Still, this is a company dancing with such vitality that it is unmissable. Since its last Paris tour, in 2008, an outstanding generation of principals has come to the fore, from the commanding Sara Mearns to Tiler Peck, Sterling Hyltin and Taylor Stanley. They took no prisoners in the opening “Balanchine Black and White” programme, imbuing such classic works as The Four Temperaments with thrilling musicality and daring.

In Balanchine’s grand, imperial-style ballets, however, you’d be forgiven for wavering between NYCB’s occasionally rough attack and the more elegant discipline of old-world companies. In NYCB’s all-Tchaikovsky programme, moments of brilliance alternated with clumsy alignments and ports de bras.

Meanwhile, POB successfully co-opted Balanchine’s Brahms-Schoenberg Quartet at the Opéra Bastille. Transatlantic fare has been a hallmark of the tenure of Benjamin Millepied, the former NYCB principal appointed director in 2014, and Brahms-Schoenberg came adorned with elegant new costumes by Karl Lagerfeld, ranging in inspiration from Daniel Buren-style stripes to folk-like headdresses. More important, the POB dancers looked at home in the piece’s evocation of opulent Austro-Hungarian ballrooms. Dorothée Gilbert and Mathieu Ganio made a romantic pairing, while Laura Hecquet and Karl Paquette gleefully played up the fourth movement’s character dancing.
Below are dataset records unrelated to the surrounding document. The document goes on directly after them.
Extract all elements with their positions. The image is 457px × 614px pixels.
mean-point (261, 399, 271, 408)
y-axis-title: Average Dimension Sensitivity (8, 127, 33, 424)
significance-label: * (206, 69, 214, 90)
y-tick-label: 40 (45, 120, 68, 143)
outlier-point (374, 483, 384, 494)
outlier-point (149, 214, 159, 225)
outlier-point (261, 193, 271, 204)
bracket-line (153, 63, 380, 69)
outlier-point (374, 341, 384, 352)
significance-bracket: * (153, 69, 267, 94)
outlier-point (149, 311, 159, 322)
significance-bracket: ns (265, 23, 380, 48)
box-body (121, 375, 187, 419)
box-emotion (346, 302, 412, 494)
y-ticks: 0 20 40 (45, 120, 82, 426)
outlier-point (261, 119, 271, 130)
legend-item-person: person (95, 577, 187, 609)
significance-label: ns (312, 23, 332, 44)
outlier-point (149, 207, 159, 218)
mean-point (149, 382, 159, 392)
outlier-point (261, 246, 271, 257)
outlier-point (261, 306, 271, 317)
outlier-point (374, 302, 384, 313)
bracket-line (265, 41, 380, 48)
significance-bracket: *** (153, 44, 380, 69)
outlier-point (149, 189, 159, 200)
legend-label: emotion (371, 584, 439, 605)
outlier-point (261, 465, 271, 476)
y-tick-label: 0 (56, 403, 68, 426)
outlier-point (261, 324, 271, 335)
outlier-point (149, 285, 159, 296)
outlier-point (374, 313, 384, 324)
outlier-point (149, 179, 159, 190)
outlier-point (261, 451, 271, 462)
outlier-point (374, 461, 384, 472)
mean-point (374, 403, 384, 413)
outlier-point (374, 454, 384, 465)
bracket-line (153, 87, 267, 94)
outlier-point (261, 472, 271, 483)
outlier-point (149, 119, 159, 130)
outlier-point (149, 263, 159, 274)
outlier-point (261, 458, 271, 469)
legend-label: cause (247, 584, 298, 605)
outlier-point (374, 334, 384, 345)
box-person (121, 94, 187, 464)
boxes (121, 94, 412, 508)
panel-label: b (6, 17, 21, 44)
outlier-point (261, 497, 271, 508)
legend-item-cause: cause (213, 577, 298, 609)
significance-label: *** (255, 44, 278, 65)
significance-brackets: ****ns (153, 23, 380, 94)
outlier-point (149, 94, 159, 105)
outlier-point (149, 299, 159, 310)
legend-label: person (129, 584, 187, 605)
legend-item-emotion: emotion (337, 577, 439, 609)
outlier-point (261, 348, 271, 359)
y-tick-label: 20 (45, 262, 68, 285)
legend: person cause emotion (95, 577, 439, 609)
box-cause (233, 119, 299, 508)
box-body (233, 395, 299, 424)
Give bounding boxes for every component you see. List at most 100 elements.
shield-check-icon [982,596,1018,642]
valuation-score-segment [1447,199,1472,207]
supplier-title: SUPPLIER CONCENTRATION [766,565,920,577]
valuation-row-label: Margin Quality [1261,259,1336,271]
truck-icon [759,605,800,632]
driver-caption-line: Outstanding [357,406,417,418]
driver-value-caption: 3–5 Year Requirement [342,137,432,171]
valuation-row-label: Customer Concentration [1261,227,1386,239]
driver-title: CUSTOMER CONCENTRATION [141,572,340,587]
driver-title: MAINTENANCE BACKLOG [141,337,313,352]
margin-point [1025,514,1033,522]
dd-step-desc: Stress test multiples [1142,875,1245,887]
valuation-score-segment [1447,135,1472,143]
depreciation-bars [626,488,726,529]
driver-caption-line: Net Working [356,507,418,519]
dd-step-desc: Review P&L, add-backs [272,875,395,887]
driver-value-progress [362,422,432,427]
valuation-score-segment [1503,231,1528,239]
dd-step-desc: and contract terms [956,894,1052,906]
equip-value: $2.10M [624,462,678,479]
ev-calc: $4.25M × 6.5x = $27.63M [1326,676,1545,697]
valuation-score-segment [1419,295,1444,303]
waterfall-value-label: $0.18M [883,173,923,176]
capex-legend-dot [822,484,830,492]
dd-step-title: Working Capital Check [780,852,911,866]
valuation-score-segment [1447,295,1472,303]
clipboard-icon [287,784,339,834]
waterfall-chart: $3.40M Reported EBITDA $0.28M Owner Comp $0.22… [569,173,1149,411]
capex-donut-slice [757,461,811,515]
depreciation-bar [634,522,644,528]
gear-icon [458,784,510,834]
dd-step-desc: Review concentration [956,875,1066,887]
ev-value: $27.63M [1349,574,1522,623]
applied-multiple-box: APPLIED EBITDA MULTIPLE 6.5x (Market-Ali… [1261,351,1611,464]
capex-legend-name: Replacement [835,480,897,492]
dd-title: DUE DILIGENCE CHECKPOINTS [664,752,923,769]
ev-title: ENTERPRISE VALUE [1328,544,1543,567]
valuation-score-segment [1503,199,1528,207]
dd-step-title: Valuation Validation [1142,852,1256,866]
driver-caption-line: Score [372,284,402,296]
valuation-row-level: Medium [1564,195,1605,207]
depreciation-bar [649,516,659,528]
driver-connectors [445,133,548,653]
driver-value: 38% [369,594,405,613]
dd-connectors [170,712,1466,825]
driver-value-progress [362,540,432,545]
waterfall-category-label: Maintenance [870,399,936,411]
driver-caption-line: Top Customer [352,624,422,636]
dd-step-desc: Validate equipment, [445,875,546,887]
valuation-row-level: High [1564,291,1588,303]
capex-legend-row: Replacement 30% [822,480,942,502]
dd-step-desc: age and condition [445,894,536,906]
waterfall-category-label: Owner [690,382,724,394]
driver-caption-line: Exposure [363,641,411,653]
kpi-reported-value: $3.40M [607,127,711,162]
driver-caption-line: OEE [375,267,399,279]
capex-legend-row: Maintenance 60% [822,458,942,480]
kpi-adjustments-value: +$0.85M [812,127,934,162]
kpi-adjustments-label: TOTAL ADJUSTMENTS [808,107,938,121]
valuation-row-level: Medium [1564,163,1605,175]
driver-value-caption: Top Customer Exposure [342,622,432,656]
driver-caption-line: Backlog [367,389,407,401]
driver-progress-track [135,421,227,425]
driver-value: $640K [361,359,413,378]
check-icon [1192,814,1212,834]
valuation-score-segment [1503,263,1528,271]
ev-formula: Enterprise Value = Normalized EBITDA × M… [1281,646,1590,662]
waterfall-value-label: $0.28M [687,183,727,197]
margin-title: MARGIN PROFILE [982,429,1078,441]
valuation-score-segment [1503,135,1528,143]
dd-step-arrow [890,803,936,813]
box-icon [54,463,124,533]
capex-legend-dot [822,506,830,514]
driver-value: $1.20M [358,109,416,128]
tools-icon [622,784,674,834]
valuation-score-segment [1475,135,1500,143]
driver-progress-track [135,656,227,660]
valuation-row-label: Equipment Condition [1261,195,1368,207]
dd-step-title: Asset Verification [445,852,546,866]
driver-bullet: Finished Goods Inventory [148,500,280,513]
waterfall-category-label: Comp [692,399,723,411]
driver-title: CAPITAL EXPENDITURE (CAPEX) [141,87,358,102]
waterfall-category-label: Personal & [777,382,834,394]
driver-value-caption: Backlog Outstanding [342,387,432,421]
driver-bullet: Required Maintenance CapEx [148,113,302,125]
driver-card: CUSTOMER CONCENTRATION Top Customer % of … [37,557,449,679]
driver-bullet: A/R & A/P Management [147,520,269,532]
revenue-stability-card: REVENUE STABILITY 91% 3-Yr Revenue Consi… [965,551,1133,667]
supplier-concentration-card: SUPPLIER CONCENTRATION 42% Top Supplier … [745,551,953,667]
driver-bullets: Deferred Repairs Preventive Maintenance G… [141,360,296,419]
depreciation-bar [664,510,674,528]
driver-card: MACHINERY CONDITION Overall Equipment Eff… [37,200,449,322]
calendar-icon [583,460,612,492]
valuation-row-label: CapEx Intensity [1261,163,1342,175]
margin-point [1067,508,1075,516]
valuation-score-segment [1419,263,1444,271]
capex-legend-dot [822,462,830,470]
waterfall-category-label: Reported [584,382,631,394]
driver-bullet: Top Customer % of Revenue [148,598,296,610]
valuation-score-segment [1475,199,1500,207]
Balanchine is not the only name the NYCB and POB programmes have in common. Both are presenting ballets by Justin Peck, soloist and resident choreographer with NYCB, whom Millepied commissioned to create his first European work in Paris. The result, Entre Chien et Loup (“between dog and wolf”, a French expression meaning twilight or dusk), boasts striking production values, including John Baldessari’s 1989 print “Rollercoaster” as backdrop, but falls short of Peck’s New York creations.
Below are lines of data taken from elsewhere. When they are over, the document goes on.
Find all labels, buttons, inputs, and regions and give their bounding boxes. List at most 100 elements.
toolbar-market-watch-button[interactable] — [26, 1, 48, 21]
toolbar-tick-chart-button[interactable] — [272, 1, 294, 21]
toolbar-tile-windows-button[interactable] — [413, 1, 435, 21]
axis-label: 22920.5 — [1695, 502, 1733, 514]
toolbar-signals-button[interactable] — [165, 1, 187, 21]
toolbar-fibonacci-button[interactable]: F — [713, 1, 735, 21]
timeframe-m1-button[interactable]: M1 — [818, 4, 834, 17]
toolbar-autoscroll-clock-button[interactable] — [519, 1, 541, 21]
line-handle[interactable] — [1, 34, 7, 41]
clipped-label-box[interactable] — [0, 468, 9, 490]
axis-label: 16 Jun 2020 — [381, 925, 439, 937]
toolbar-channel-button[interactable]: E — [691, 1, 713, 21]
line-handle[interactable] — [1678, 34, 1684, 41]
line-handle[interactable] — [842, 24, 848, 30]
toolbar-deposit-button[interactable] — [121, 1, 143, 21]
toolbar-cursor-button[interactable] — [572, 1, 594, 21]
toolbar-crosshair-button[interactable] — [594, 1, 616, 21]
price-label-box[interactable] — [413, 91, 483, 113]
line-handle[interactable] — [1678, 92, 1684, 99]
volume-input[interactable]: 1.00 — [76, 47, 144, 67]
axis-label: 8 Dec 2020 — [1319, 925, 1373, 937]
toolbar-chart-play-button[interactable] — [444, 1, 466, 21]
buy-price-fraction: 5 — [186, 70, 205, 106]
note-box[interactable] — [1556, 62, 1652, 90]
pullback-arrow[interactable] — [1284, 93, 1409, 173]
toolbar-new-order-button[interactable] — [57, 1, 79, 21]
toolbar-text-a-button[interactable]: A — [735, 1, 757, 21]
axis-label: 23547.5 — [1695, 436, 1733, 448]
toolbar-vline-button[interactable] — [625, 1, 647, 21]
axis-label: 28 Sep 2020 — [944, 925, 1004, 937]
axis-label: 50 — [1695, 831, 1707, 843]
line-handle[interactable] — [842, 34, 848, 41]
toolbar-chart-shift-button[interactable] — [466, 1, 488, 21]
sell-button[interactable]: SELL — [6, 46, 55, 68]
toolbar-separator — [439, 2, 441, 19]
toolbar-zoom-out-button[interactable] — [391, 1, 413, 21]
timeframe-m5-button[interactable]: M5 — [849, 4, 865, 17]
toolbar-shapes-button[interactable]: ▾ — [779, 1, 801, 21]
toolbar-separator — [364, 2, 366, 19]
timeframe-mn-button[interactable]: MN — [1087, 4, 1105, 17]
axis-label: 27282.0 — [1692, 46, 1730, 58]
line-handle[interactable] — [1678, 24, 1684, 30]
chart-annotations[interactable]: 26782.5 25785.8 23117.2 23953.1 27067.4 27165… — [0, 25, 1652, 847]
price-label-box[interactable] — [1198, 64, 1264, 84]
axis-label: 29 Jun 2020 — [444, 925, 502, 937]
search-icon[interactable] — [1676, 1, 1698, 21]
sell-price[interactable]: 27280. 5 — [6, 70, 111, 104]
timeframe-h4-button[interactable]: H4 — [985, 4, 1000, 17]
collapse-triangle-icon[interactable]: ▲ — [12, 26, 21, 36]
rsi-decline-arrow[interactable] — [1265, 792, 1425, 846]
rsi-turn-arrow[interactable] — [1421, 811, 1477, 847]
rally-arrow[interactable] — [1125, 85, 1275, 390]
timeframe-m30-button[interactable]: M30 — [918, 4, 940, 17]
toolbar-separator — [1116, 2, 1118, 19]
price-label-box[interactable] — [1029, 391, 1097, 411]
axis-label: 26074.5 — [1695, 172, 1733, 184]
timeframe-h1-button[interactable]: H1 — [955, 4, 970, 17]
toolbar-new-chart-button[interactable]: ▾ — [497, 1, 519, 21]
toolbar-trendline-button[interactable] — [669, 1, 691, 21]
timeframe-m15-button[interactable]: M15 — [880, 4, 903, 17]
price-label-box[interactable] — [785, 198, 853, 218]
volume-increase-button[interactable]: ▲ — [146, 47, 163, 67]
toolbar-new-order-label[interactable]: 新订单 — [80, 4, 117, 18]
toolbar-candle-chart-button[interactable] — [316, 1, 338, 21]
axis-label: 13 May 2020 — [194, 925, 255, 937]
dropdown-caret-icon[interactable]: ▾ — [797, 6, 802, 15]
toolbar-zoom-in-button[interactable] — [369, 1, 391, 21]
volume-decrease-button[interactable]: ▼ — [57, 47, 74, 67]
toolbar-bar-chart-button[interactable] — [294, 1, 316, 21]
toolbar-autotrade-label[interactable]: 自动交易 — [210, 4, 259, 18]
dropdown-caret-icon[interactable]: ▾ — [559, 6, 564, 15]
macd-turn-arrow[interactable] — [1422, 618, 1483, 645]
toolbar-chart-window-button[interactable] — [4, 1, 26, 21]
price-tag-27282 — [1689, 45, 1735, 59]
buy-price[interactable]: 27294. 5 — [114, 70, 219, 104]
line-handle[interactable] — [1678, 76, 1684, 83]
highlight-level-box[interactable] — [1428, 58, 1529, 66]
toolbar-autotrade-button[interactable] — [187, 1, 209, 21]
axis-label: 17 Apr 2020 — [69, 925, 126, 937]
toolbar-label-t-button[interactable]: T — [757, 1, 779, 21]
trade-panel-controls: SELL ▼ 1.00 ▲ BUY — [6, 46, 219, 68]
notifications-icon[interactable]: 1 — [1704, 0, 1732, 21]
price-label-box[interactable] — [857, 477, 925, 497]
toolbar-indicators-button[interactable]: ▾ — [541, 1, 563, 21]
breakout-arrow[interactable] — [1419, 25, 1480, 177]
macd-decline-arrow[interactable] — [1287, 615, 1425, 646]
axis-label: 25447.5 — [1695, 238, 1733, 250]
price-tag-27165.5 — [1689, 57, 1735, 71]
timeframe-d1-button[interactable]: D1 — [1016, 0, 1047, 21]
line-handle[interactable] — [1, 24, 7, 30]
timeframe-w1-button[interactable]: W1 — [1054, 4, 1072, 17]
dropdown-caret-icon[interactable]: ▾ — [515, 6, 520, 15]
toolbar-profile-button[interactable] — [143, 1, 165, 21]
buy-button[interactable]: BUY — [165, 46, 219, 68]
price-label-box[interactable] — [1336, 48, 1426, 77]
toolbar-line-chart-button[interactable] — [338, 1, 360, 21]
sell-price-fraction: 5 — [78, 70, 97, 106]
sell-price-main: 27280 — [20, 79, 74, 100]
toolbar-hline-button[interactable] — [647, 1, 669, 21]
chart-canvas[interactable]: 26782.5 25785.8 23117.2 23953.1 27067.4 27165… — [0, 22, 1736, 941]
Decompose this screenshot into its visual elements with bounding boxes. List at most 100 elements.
By way of score, he opted for Poulenc’s Double Piano Concerto, which was also used in 2010 by Liam Scarlett for Asphodel Meadows. Peck’s take is more structurally ambitious than Scarlett’s, but less attuned to the intricate, changing texture of the music.

As a further tribute to Baldessari, Peck chose to saddle his 11-strong cast with round masks, mimicking the colourful dots with which the Californian artist hides faces in some works. More could have been made of the resulting tension between individuals and the anonymous crowd, but Peck, true to his Balanchine roots, focused on shapes in space. He and the French dancers failed to meet each other halfway: there is a bright, earnest quality to Peck’s work that few in the cast really made their own, despite some striking male solos.

Peck was back in his comfort zone with NYCB, who presented the impressive Everywhere We Go at the Châtelet. The choreographer’s American colleagues filled out his steps and kaleidoscopic patterns with remarkable energy and presence. On the same programme was an offbeat treasure, Ratmansky’s 2014 Pictures at an Exhibition, proving that dance can converse with the abstract moods of its Mussorgsky score and Kandinsky projections. What a time to be watching ballet in Paris.